Is Umami GDPR proof out of the box?
For analytics purposes, yes. No cookies are set, no persistent identifier is written to the browser, IPs are hashed before storage. You are still the controller and need a privacy policy mentioning Umami, but you do not need a consent banner for analytics under the cookie-banner test set out by EU DPAs. If you also fire marketing scripts that set cookies, you still need consent for those — see our practical small-business analytics guide for how to scope this correctly.
Can I import historical data from GA4?
Not directly. Umami has no GA4 importer. The pragmatic approach is to install Umami in parallel, let it accumulate forward-looking data, and treat the GA4 archive as a frozen historical reference. If you need pre-2026 data inside Umami, you would have to write an ETL that reads BigQuery exports and posts to Umami’s /api/send endpoint, which is several days of engineering for diminishing returns. Most teams just keep the GA4 console as a reference and stop looking at it after 90 days.
Bottom Line
Self-hosting Umami is a 15-minute job once you have a VPS and a domain. The stack is minimal: one Docker image for the app, one for the database, one nginx config, one Let’s Encrypt cert. Maintenance is roughly ten minutes a month. The recurring cost is a $5 VPS bill, not a per-event subscription, which means your unit economics get better as you grow rather than worse.
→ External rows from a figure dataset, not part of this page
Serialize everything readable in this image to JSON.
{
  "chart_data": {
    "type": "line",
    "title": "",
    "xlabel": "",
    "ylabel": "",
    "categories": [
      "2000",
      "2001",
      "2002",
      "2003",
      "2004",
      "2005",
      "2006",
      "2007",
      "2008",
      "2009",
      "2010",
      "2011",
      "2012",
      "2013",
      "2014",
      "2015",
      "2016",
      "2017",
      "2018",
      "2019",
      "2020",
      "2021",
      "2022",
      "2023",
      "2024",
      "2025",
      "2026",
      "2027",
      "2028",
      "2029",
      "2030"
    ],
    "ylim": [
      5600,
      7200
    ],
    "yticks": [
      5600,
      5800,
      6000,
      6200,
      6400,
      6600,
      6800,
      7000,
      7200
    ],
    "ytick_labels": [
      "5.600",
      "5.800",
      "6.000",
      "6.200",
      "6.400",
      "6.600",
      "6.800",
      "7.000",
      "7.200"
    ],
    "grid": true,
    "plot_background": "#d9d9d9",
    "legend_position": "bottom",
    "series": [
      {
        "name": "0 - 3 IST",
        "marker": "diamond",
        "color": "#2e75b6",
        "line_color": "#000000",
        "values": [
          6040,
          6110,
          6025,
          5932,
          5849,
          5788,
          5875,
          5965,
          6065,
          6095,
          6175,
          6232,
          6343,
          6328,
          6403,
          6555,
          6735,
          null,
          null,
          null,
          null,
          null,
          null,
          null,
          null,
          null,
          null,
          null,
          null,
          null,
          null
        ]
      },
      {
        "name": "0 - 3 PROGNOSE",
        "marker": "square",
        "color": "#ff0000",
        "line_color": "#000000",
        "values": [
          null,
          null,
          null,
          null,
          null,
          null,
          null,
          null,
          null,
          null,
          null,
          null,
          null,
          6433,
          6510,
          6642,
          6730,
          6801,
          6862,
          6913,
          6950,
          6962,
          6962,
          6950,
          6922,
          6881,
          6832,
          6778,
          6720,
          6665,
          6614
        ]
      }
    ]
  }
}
The reasons people stay on hosted analytics are usually inertia and risk-aversion, not actual operational complexity. If you can run a WordPress site on a VPS, you can run Umami on the same box. If you have multiple sites and the maths works out, the right move is to self-host today and be done with monthly analytics bills forever.
For a wider view of where Umami sits among the alternatives we test, see our comparison of 15 GA alternatives. The short version: Umami is the best self-host option for cookieless tracking when you want to keep complexity low and own your data outright.